In case of both buybacks & open offers, the shareholders are offered an option to sell their shares…

What is the difference between a buyback and an open offer?-Rakesh Ojha

In both cases, shareholders are offered an option to sell their shares. In case of a buyback, it is the company that offers to buy shares from the open market. Investment banks are entrusted with the job. They buy the shares at existing prices and later nullify them. Post buyback the outstanding number of shares of a company decreases.
Many companies favour this method of transferring cash to investors, as in case of dividend payment dividend distribution tax has to be paid. Buybacks are also used by promoters as a tool to cement their stake in the company. If they do not sell their shares, their shareholding as a percentage of outstanding shares goes up.
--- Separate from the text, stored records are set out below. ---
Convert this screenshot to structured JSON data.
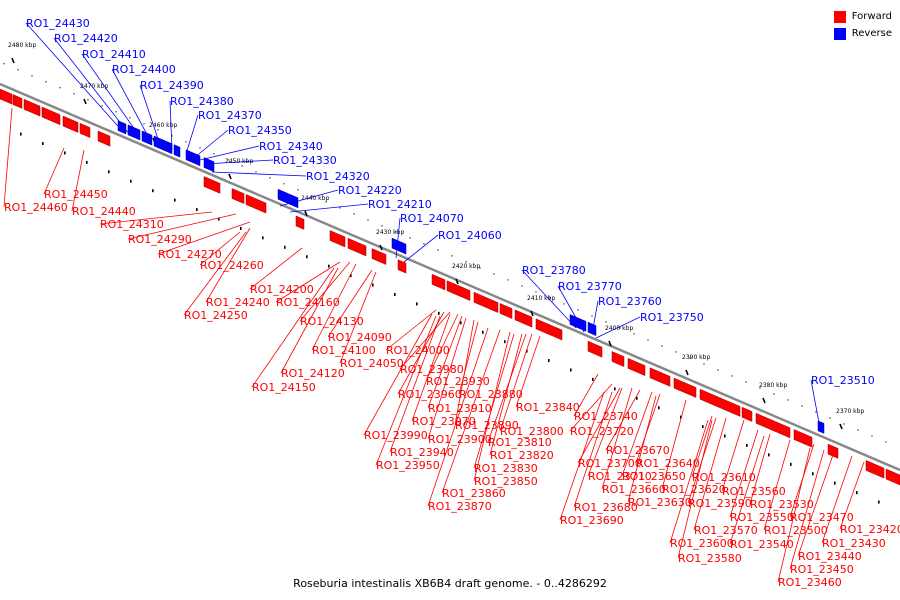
{
  "legend": {
    "forward": {
      "label": "Forward",
      "color": "#ff0000"
    },
    "reverse": {
      "label": "Reverse",
      "color": "#0000ff"
    }
  },
  "caption": "Roseburia intestinalis XB6B4 draft genome. - 0..4286292",
  "backbone_color": "#888888",
  "scale": [
    "2480 kbp",
    "2470 kbp",
    "2460 kbp",
    "2450 kbp",
    "2440 kbp",
    "2430 kbp",
    "2420 kbp",
    "2410 kbp",
    "2400 kbp",
    "2390 kbp",
    "2380 kbp",
    "2370 kbp"
  ],
  "reverse_genes": [
    "RO1_24430",
    "RO1_24420",
    "RO1_24410",
    "RO1_24400",
    "RO1_24390",
    "RO1_24380",
    "RO1_24370",
    "RO1_24350",
    "RO1_24340",
    "RO1_24330",
    "RO1_24320",
    "RO1_24220",
    "RO1_24210",
    "RO1_24070",
    "RO1_24060",
    "RO1_23780",
    "RO1_23770",
    "RO1_23760",
    "RO1_23750",
    "RO1_23510"
  ],
  "forward_genes": [
    "RO1_24450",
    "RO1_24460",
    "RO1_24440",
    "RO1_24310",
    "RO1_24290",
    "RO1_24270",
    "RO1_24260",
    "RO1_24200",
    "RO1_24160",
    "RO1_24240",
    "RO1_24250",
    "RO1_24130",
    "RO1_24090",
    "RO1_24100",
    "RO1_24050",
    "RO1_24000",
    "RO1_24120",
    "RO1_24150",
    "RO1_23980",
    "RO1_23930",
    "RO1_23960",
    "RO1_23910",
    "RO1_23880",
    "RO1_23840",
    "RO1_23970",
    "RO1_23890",
    "RO1_23800",
    "RO1_23990",
    "RO1_23900",
    "RO1_23810",
    "RO1_23940",
    "RO1_23820",
    "RO1_23950",
    "RO1_23830",
    "RO1_23850",
    "RO1_23860",
    "RO1_23870",
    "RO1_23740",
    "RO1_23720",
    "RO1_23670",
    "RO1_23700",
    "RO1_23640",
    "RO1_23710",
    "RO1_23650",
    "RO1_23660",
    "RO1_23620",
    "RO1_23610",
    "RO1_23680",
    "RO1_23630",
    "RO1_23590",
    "RO1_23560",
    "RO1_23690",
    "RO1_23550",
    "RO1_23530",
    "RO1_23570",
    "RO1_23500",
    "RO1_23470",
    "RO1_23600",
    "RO1_23540",
    "RO1_23420",
    "RO1_23580",
    "RO1_23430",
    "RO1_23440",
    "RO1_23450",
    "RO1_23460"
  ]
}
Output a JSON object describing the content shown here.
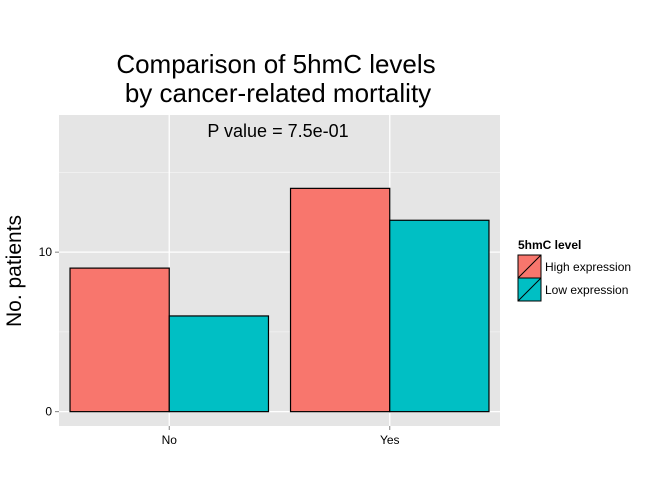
{
  "chart_data": {
    "type": "bar",
    "title_line1": "Comparison of 5hmC levels",
    "title_line2": "by cancer-related mortality",
    "annotation": "P value = 7.5e-01",
    "xlabel": "",
    "ylabel": "No. patients",
    "categories": [
      "No",
      "Yes"
    ],
    "series": [
      {
        "name": "High expression",
        "values": [
          9,
          14
        ],
        "color": "#F8766D"
      },
      {
        "name": "Low expression",
        "values": [
          6,
          12
        ],
        "color": "#00BFC4"
      }
    ],
    "ylim": [
      -0.9,
      18.6
    ],
    "yticks": [
      0,
      10
    ],
    "ytick_labels": [
      "0",
      "10"
    ],
    "grid": true,
    "panel_background": "#E5E5E5",
    "legend": {
      "title": "5hmC level",
      "position": "right"
    }
  }
}
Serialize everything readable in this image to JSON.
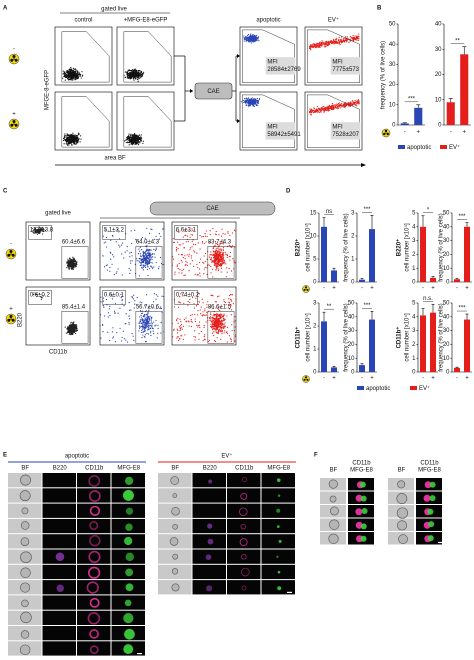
{
  "panel_a": {
    "label": "A",
    "gated_live": "gated live",
    "columns": [
      "control",
      "+MFG-E8-eGFP",
      "apoptotic",
      "EV⁺"
    ],
    "cae": "CAE",
    "y_axis": "MFGE-8-eGFP",
    "x_axis": "area BF",
    "rows": [
      "-",
      "+"
    ],
    "mfi_label": "MFI",
    "mfi": [
      [
        "28584±2769",
        "7775±573"
      ],
      [
        "58942±5491",
        "7528±207"
      ]
    ]
  },
  "panel_b": {
    "label": "B",
    "y_axis": "frequency (% of live cells)",
    "x_labels": [
      "-",
      "+"
    ],
    "legend": [
      "apoptotic",
      "EV⁺"
    ],
    "charts": [
      {
        "color": "#2a45b5",
        "ylim": [
          0,
          50
        ],
        "yticks": [
          0,
          10,
          20,
          30,
          40,
          50
        ],
        "values": [
          0.8,
          8.5
        ],
        "errors": [
          0.3,
          1.5
        ],
        "significance": "***"
      },
      {
        "color": "#e41f1b",
        "ylim": [
          0,
          40
        ],
        "yticks": [
          0,
          10,
          20,
          30,
          40
        ],
        "values": [
          9,
          28
        ],
        "errors": [
          1.5,
          3
        ],
        "significance": "**"
      }
    ]
  },
  "panel_c": {
    "label": "C",
    "gated_live": "gated live",
    "cae": "CAE",
    "y_axis": "B220",
    "x_axis": "CD11b",
    "rows": [
      "-",
      "+"
    ],
    "gates": [
      [
        [
          "13.3±3.8",
          "60.4±6.6"
        ],
        [
          "5.1±3.2",
          "64.0±4.3"
        ],
        [
          "6.6±3.1",
          "83.7±4.3"
        ]
      ],
      [
        [
          "0.6±0.2",
          "85.4±1.4"
        ],
        [
          "0.6±0.1",
          "56.7±0.6"
        ],
        [
          "0.74±0.2",
          "86.6±1.5"
        ]
      ]
    ]
  },
  "panel_d": {
    "label": "D",
    "rows": [
      "B220⁺",
      "CD11b⁺"
    ],
    "y_labels": [
      "cell number [x10⁴]",
      "frequency (% of live cells)"
    ],
    "x_labels": [
      "-",
      "+"
    ],
    "legend": [
      "apoptotic",
      "EV⁺"
    ],
    "charts": [
      [
        {
          "color": "#2a45b5",
          "ylim": [
            0,
            15
          ],
          "yticks": [
            0,
            5,
            10,
            15
          ],
          "values": [
            12,
            2.5
          ],
          "errors": [
            2,
            0.5
          ],
          "significance": "ns"
        },
        {
          "color": "#2a45b5",
          "ylim": [
            0,
            3
          ],
          "yticks": [
            0,
            1,
            2,
            3
          ],
          "values": [
            0.1,
            2.3
          ],
          "errors": [
            0.05,
            0.6
          ],
          "significance": "***"
        },
        {
          "color": "#e41f1b",
          "ylim": [
            0,
            5
          ],
          "yticks": [
            0,
            1,
            2,
            3,
            4,
            5
          ],
          "values": [
            4,
            0.3
          ],
          "errors": [
            0.8,
            0.1
          ],
          "significance": "*"
        },
        {
          "color": "#e41f1b",
          "ylim": [
            0,
            50
          ],
          "yticks": [
            0,
            10,
            20,
            30,
            40,
            50
          ],
          "values": [
            2,
            40
          ],
          "errors": [
            0.5,
            3
          ],
          "significance": "***"
        }
      ],
      [
        {
          "color": "#2a45b5",
          "ylim": [
            0,
            3
          ],
          "yticks": [
            0,
            1,
            2,
            3
          ],
          "values": [
            2.2,
            0.2
          ],
          "errors": [
            0.4,
            0.05
          ],
          "significance": "**"
        },
        {
          "color": "#2a45b5",
          "ylim": [
            0,
            50
          ],
          "yticks": [
            0,
            10,
            20,
            30,
            40,
            50
          ],
          "values": [
            5,
            38
          ],
          "errors": [
            1,
            6
          ],
          "significance": "***"
        },
        {
          "color": "#e41f1b",
          "ylim": [
            0,
            5
          ],
          "yticks": [
            0,
            1,
            2,
            3,
            4,
            5
          ],
          "values": [
            4.1,
            4.3
          ],
          "errors": [
            0.5,
            0.6
          ],
          "significance": "n.s."
        },
        {
          "color": "#e41f1b",
          "ylim": [
            0,
            50
          ],
          "yticks": [
            0,
            10,
            20,
            30,
            40,
            50
          ],
          "values": [
            3,
            38
          ],
          "errors": [
            0.5,
            4
          ],
          "significance": "***"
        }
      ]
    ]
  },
  "panel_e": {
    "label": "E",
    "groups": [
      {
        "title": "apoptotic",
        "color": "#2a45b5",
        "columns": [
          "BF",
          "B220",
          "CD11b",
          "MFG-E8"
        ]
      },
      {
        "title": "EV⁺",
        "color": "#e41f1b",
        "columns": [
          "BF",
          "B220",
          "CD11b",
          "MFG-E8"
        ]
      }
    ]
  },
  "panel_f": {
    "label": "F",
    "columns": [
      "BF",
      [
        "CD11b",
        "MFG-E8"
      ],
      "BF",
      [
        "CD11b",
        "MFG-E8"
      ]
    ]
  }
}
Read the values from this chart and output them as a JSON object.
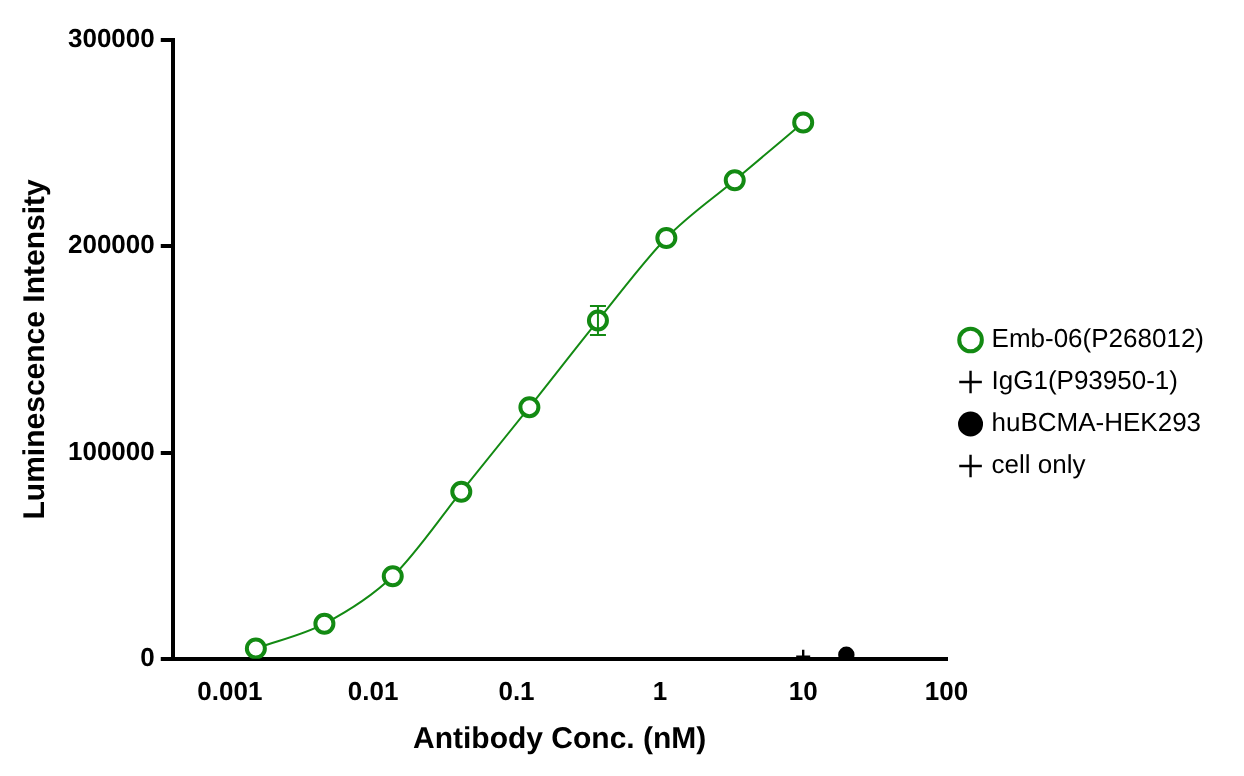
{
  "chart_data": {
    "type": "line",
    "xlabel": "Antibody Conc. (nM)",
    "ylabel": "Luminescence Intensity",
    "log": "x",
    "xlim": [
      0.0004,
      100
    ],
    "xticks": [
      0.001,
      0.01,
      0.1,
      1,
      10,
      100
    ],
    "ylim": [
      0,
      300000
    ],
    "yticks": [
      0,
      100000,
      200000,
      300000
    ],
    "grid": false,
    "legend": "right",
    "series": [
      {
        "name": "Emb-06(P268012)",
        "color": "#138a13",
        "marker": "circle",
        "x": [
          0.00152,
          0.00457,
          0.0137,
          0.0412,
          0.123,
          0.37,
          1.11,
          3.33,
          10
        ],
        "values": [
          5000,
          17000,
          40000,
          81000,
          122000,
          164000,
          204000,
          232000,
          260000
        ],
        "errors": [
          null,
          null,
          null,
          null,
          null,
          7000,
          null,
          null,
          null
        ]
      },
      {
        "name": "IgG1(P93950-1)",
        "color": "#000000",
        "marker": "cross",
        "x": [
          10
        ],
        "values": [
          1000
        ]
      },
      {
        "name": "huBCMA-HEK293",
        "color": "#000000",
        "marker": "circle",
        "x": [
          20
        ],
        "values": [
          2000
        ]
      },
      {
        "name": "cell only",
        "color": "#000000",
        "marker": "cross"
      }
    ]
  }
}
Open offers are generally offered by an acquiring company to shareholders of a company that is being acquired. This allows the latter to get the necessary shareholding for completing its acquisition. Shareholders are given the choice to tender their shares. Unlike a buyback here the shares just change hands but are not nullified.
A crucial difference between the two in India is in tax treatment. Long-term capital gains tax is nil if securities transaction tax (STT) has been paid when shares exchange hands. Since an open offer transaction is an off-market transaction, no STT is paid on it. Such a transaction is not exempt from long-term capital gains tax. The gains are taxed at 10 per cent without indexation or 20 per cent with indexation.